First of all, I am not sure there are ideal usage rates for any of these high tech teaching aids, or whether they produce much bang for the bucks (which can add up to considerable cash if you put these teaching tools in every classroom).

Furthermore, I wouldn’t expect teachers to be constantly using any of these tools, especially blogs, video conferencing and document cameras, during routine instruction.

Finally, I don’t think a random, 10-minute observation is likely to give you anything close to statistically defensible information about usage of these teachers’ aids.

It gets worse.

The news article says investigators,

“…found 62 percent of classrooms surveyed were paced well and 71 percent of the classrooms had students engaged in the materials. To help gauge this information, administrators also talk to students from the classes to ask how the material is taught, the pace of information and if the work is challenging enough.”

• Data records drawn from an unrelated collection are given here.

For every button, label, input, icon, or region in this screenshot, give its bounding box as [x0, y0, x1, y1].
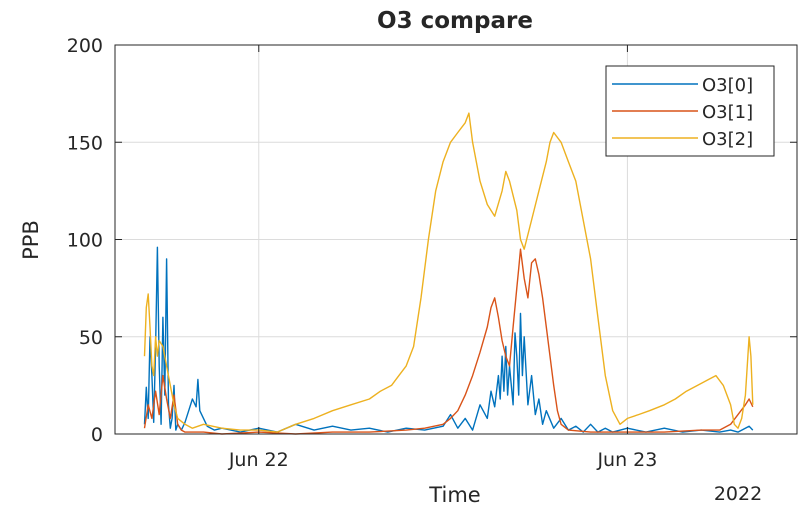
x-axis-label: Time [428, 483, 480, 507]
y-tick-label: 0 [91, 424, 103, 446]
y-tick-label: 50 [79, 327, 103, 349]
y-axis-label: PPB [19, 220, 43, 260]
y-tick-label: 200 [67, 35, 103, 57]
x-tick-label: Jun 22 [228, 449, 289, 471]
series-line-0 [143, 246, 754, 433]
series-group [143, 112, 754, 435]
legend-label: O3[2] [702, 129, 753, 150]
legend-label: O3[1] [702, 102, 753, 123]
legend: O3[0] O3[1] O3[2] [605, 65, 775, 157]
series-line-2 [143, 112, 754, 433]
x-axis-year-label: 2022 [714, 483, 762, 505]
series-line-1 [143, 248, 754, 435]
y-tick-label: 100 [67, 230, 103, 252]
legend-label: O3[0] [702, 75, 753, 96]
y-tick-label: 150 [67, 132, 103, 154]
x-tick-label: Jun 23 [596, 449, 657, 471]
ticks: 0 50 100 150 200 Jun 22 Jun 23 [67, 35, 797, 471]
chart-title: O3 compare [377, 8, 533, 34]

You’re not going to interview many students in 10 minutes, or even half an hour, either, if you want accurate data. And, with investigators watching, you’d think teachers would be on guard to do their very best and students wouldn’t be goofing off, either. Yet, this miracle of 10 minutes concludes that only 62 percent of the classrooms were well paced, and more than one in four students was apparently goofing off.

All of that from a 10-minute look.

The Carroll County Assistant Superintendent, Bill Hogan, admits,

"We're not going to see everything in 10 minutes.”

Well, I doubt the district is going to see much of anything about what really happens in its classrooms with a 10-minute snapshot.

This kind of stuff tells me that the teachers are not totally wrong to want union protection. If I were a teacher, I’d want a whole lot more than a trivial 10 minutes of attention paid to what I was doing before anyone leaped to conclusions about my true performance.